Brenner continues (thanks Yoshie for the appropriate passages):

Moreover, rent _per se_ (_redditus_) was fixed
> by custom, and subject to declining long-term value in the face of
> inflation.

Which brings me to the next crucial point. B gives the impression
that all peasants in post-1500 England  held their land 'by custom
of the manor' and that their land was subject to common property
rights.

B continues:
There were in the long run, however, two major strategies
> available to the landlord to prevent the loss of the land to peasant
> freehold.

you see, they had not yet achieved full freehold tenure (freehold
means land subject to private property rights, land
which is not governed by custom)

> In the first place, the demographic collapse of the late fourteenth
> and fifteenth centuries left vacant many former customary peasant
> holdings.  It appears often to have been possible for the landlords
> simply to appropriate these and add them to their demesnes.  In this
> way a great deal of land was simply removed from the "customary
> sector" and added to the "leasehold sector", thus thwarting in
> advance a possible evolution towards freehold, and substantially
> reducing the area of land which potentially could be subjected to
> essentially peasant proprietorship....

I have to thank Yoshie again as this passage really clarifies
Wood's strange argument that leasehold tenures  were "imposed"
on the peasantry. I was confused because she acknowledged  it
was the "yeomen" (richer peasants) who became leasehold
tenants (and the yeoman, for me, were mainly freeholders outside
the "customary sector") but now I know she has in mind yeomen
who were part of the "customary sector". She needs to make this
argument because the origin of capitalism  had to be something
that was imposed, and it was imposed only insofar as  it came
through leasehold tenures imposed against customary peasants.

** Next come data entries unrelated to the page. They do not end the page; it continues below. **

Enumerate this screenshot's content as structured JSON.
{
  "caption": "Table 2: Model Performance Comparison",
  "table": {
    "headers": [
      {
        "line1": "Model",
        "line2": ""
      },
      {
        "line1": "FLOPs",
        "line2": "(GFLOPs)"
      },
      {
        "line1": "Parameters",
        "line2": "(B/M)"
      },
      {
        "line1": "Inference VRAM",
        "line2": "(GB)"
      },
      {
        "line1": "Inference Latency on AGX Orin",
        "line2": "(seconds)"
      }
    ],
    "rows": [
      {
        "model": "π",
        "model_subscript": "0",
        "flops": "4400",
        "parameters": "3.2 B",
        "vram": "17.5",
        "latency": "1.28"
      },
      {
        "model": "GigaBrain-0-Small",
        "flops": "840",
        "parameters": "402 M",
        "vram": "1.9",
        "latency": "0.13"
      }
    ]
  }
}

> In the second place, one crucial loophole often remained open to
> those landlords who sought to undermine the freehold-tending claims
> of the customary tenants who still remained on their lands and clung
> to their holdings.  They could insist on the right to charge fines at
> will whenever peasant land was conveyed -- that is, in sales or on
> inheritance.  Indeed, in the end entry fines often appear to have
> provided the landlords with the lever they needed to dispose of
> customary peasant tenants, for in the long run fines could be
> substituted for competitive commercial rents.


See what I mean; he's referring to the copyholders against whom
landlords could still impose arbitrary fines. Note, too, that he thinks
that competitive commercial rents (leasehold tenures) were
imposed on customary peasants.

This whole argument is simply wrong. In the early sixteenth
century, about a quarter of all tenants were freeholders...and the
argument I made using Tawney follows.